Sumber hukum dalam arti formil adalah faktor yang menjadi determinan formil

membentuk hukum. Sumber hukum formil adalah sumber hukum dengan bentuk

tertentu yang merupakan dasar berlakunya hukum secara formal atau merupakan dasar

kekuatan mengikatnya peranan agar ditaati oleh masyarakat maupun oleh penegak

hukum (causa efficient dan hukum).
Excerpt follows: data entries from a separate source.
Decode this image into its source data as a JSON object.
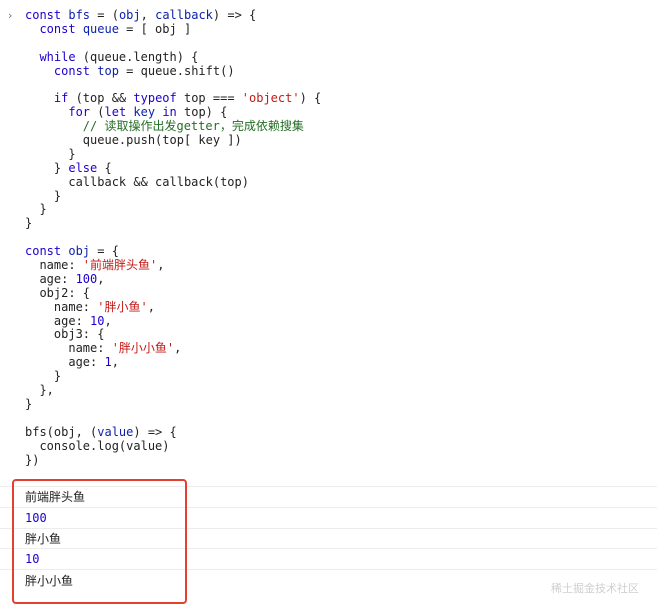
{
  "console": {
    "prompt_glyph": "›",
    "code_lines": [
      [
        {
          "t": "const ",
          "c": "def"
        },
        {
          "t": "bfs",
          "c": "id"
        },
        {
          "t": " = (",
          "c": ""
        },
        {
          "t": "obj",
          "c": "id"
        },
        {
          "t": ", ",
          "c": ""
        },
        {
          "t": "callback",
          "c": "id"
        },
        {
          "t": ") => {",
          "c": ""
        }
      ],
      [
        {
          "t": "  ",
          "c": ""
        },
        {
          "t": "const ",
          "c": "def"
        },
        {
          "t": "queue",
          "c": "id"
        },
        {
          "t": " = [ obj ]",
          "c": ""
        }
      ],
      [
        {
          "t": "",
          "c": ""
        }
      ],
      [
        {
          "t": "  ",
          "c": ""
        },
        {
          "t": "while",
          "c": "def"
        },
        {
          "t": " (queue.length) {",
          "c": ""
        }
      ],
      [
        {
          "t": "    ",
          "c": ""
        },
        {
          "t": "const ",
          "c": "def"
        },
        {
          "t": "top",
          "c": "id"
        },
        {
          "t": " = queue.shift()",
          "c": ""
        }
      ],
      [
        {
          "t": "",
          "c": ""
        }
      ],
      [
        {
          "t": "    ",
          "c": ""
        },
        {
          "t": "if",
          "c": "def"
        },
        {
          "t": " (top && ",
          "c": ""
        },
        {
          "t": "typeof",
          "c": "def"
        },
        {
          "t": " top === ",
          "c": ""
        },
        {
          "t": "'object'",
          "c": "str"
        },
        {
          "t": ") {",
          "c": ""
        }
      ],
      [
        {
          "t": "      ",
          "c": ""
        },
        {
          "t": "for",
          "c": "def"
        },
        {
          "t": " (",
          "c": ""
        },
        {
          "t": "let ",
          "c": "def"
        },
        {
          "t": "key",
          "c": "id"
        },
        {
          "t": " ",
          "c": ""
        },
        {
          "t": "in",
          "c": "def"
        },
        {
          "t": " top) {",
          "c": ""
        }
      ],
      [
        {
          "t": "        ",
          "c": ""
        },
        {
          "t": "// 读取操作出发getter，完成依赖搜集",
          "c": "cmt"
        }
      ],
      [
        {
          "t": "        queue.push(top[ key ])",
          "c": ""
        }
      ],
      [
        {
          "t": "      }",
          "c": ""
        }
      ],
      [
        {
          "t": "    } ",
          "c": ""
        },
        {
          "t": "else",
          "c": "def"
        },
        {
          "t": " {",
          "c": ""
        }
      ],
      [
        {
          "t": "      callback && callback(top)",
          "c": ""
        }
      ],
      [
        {
          "t": "    }",
          "c": ""
        }
      ],
      [
        {
          "t": "  }",
          "c": ""
        }
      ],
      [
        {
          "t": "}",
          "c": ""
        }
      ],
      [
        {
          "t": "",
          "c": ""
        }
      ],
      [
        {
          "t": "const ",
          "c": "def"
        },
        {
          "t": "obj",
          "c": "id"
        },
        {
          "t": " = {",
          "c": ""
        }
      ],
      [
        {
          "t": "  name: ",
          "c": ""
        },
        {
          "t": "'前端胖头鱼'",
          "c": "str"
        },
        {
          "t": ",",
          "c": ""
        }
      ],
      [
        {
          "t": "  age: ",
          "c": ""
        },
        {
          "t": "100",
          "c": "num"
        },
        {
          "t": ",",
          "c": ""
        }
      ],
      [
        {
          "t": "  obj2: {",
          "c": ""
        }
      ],
      [
        {
          "t": "    name: ",
          "c": ""
        },
        {
          "t": "'胖小鱼'",
          "c": "str"
        },
        {
          "t": ",",
          "c": ""
        }
      ],
      [
        {
          "t": "    age: ",
          "c": ""
        },
        {
          "t": "10",
          "c": "num"
        },
        {
          "t": ",",
          "c": ""
        }
      ],
      [
        {
          "t": "    obj3: {",
          "c": ""
        }
      ],
      [
        {
          "t": "      name: ",
          "c": ""
        },
        {
          "t": "'胖小小鱼'",
          "c": "str"
        },
        {
          "t": ",",
          "c": ""
        }
      ],
      [
        {
          "t": "      age: ",
          "c": ""
        },
        {
          "t": "1",
          "c": "num"
        },
        {
          "t": ",",
          "c": ""
        }
      ],
      [
        {
          "t": "    }",
          "c": ""
        }
      ],
      [
        {
          "t": "  },",
          "c": ""
        }
      ],
      [
        {
          "t": "}",
          "c": ""
        }
      ],
      [
        {
          "t": "",
          "c": ""
        }
      ],
      [
        {
          "t": "bfs(obj, (",
          "c": ""
        },
        {
          "t": "value",
          "c": "id"
        },
        {
          "t": ") => {",
          "c": ""
        }
      ],
      [
        {
          "t": "  console.log(value)",
          "c": ""
        }
      ],
      [
        {
          "t": "})",
          "c": ""
        }
      ]
    ],
    "outputs": [
      {
        "text": "前端胖头鱼",
        "kind": "text"
      },
      {
        "text": "100",
        "kind": "number"
      },
      {
        "text": "胖小鱼",
        "kind": "text"
      },
      {
        "text": "10",
        "kind": "number"
      },
      {
        "text": "胖小小鱼",
        "kind": "text"
      }
    ],
    "watermark": "稀土掘金技术社区",
    "highlight_color": "#e53f2f"
  }
}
Sumber-sumber hukum formil antara lain adalah :
Perundang-undangan (statute), Kebiasaan (costum), Keputusan-keputusan hakim

(jurisprudentie), Traktat (treaty), Pendapat sarjana hukum/ahli (doktrin).

1. Perundang-undangan (statute)

Undang-undang adalah peraturan yang dibentuk oleh alat perlengkapan Negara

yang berwenang dan mengikat masyarakat. Undang-undang sebagai sumber hukum

mempunyai arti formil dan materiil. Dalam arti formil adalah setiap pertauran

peundangan yang dibentuk oleh alat perlengkapan Negara yang berwenang melalui tata

cara dan prosedur yang berlaku. Sedangkan dalam arti materiil adalah setiap peraturan

perundangan yang berlaku mengikat kepada setiap orang (masyarakat secara umum).
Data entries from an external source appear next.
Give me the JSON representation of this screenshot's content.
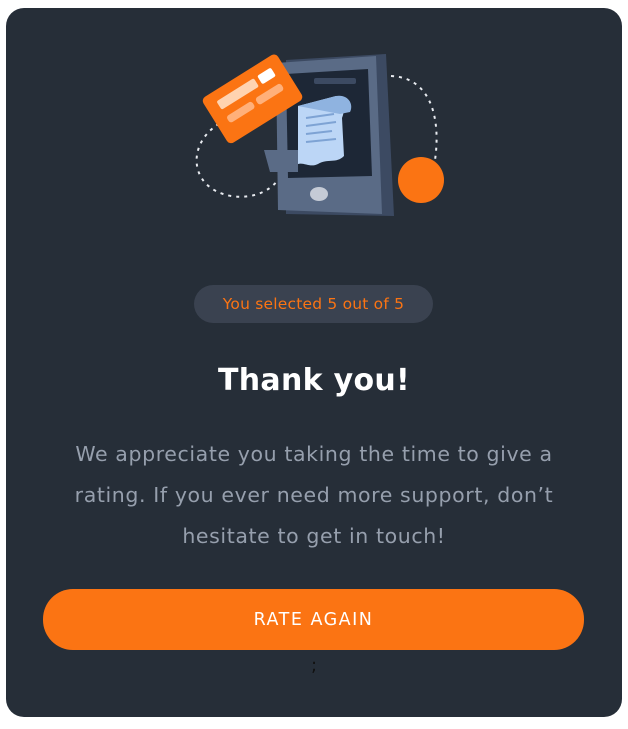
{
  "illustration": {
    "icon": "payment-phone-illustration-icon",
    "accent": "#fb7413"
  },
  "badge": {
    "text": "You selected 5 out of 5",
    "selected": 5,
    "total": 5
  },
  "title": "Thank you!",
  "message": "We appreciate you taking the time to give a rating. If you ever need more support, don’t hesitate to get in touch!",
  "button": {
    "label": "RATE AGAIN"
  },
  "stray_text": ";",
  "colors": {
    "card_background": "#262e38",
    "accent": "#fb7413",
    "badge_background": "#3a4250",
    "muted_text": "#969fad",
    "title_text": "#ffffff"
  }
}
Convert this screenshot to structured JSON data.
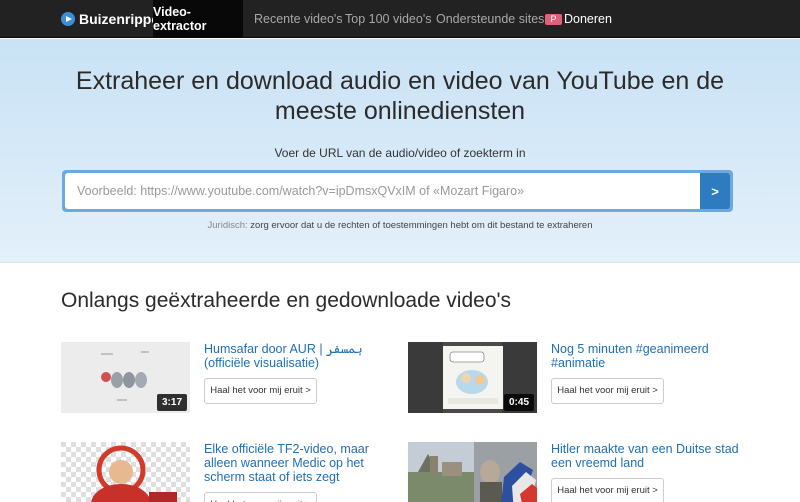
{
  "nav": {
    "brand": "Buizenripper",
    "items": [
      {
        "label": "Video-extractor"
      },
      {
        "label": "Recente video's"
      },
      {
        "label": "Top 100 video's"
      },
      {
        "label": "Ondersteunde sites"
      },
      {
        "label": "Doneren",
        "badge": "P"
      }
    ]
  },
  "hero": {
    "title": "Extraheer en download audio en video van YouTube en de meeste onlinediensten",
    "label": "Voer de URL van de audio/video of zoekterm in",
    "placeholder": "Voorbeeld: https://www.youtube.com/watch?v=ipDmsxQVxIM of «Mozart Figaro»",
    "button": ">",
    "legal_prefix": "Juridisch:",
    "legal_text": " zorg ervoor dat u de rechten of toestemmingen hebt om dit bestand te extraheren"
  },
  "recent": {
    "title": "Onlangs geëxtraheerde en gedownloade video's",
    "button_label": "Haal het voor mij eruit >",
    "videos": [
      {
        "title": "Humsafar door AUR | ہمسفر (officiële visualisatie)",
        "duration": "3:17"
      },
      {
        "title": "Nog 5 minuten #geanimeerd #animatie",
        "duration": "0:45"
      },
      {
        "title": "Elke officiële TF2-video, maar alleen wanneer Medic op het scherm staat of iets zegt",
        "duration": ""
      },
      {
        "title": "Hitler maakte van een Duitse stad een vreemd land",
        "duration": ""
      }
    ]
  },
  "colors": {
    "navbar": "#222222",
    "accent": "#2e7bc0",
    "link": "#1f6fb5"
  }
}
Undang-undang akan mempunyai kekuatan mengikat apabila telah dimuat

dalam Lembaran Negara oleh Sekretaris Negara. Tambahan Lembaran Negara memuat

penjelasan resmi dari peraturan perundangan yang bersangkutan.

Sumber-sumber hukum berdasarkan Undang-Undang Nomor 10 Tahun 2004 :

- UUD 1945

- Undang-Undang/Perpu

- Peraturan Pemerintah

- Peraturan Daerah (Perda Propinsi, Perda Kabupaten/Kota, Peraturan Desa).

Peraturan lain yang dibuat berdasarkan perintah peraturan perundangan yang lebih

tinggi diakui keberadaannya dan tetap mempunyai kekuatan hukum mengikat.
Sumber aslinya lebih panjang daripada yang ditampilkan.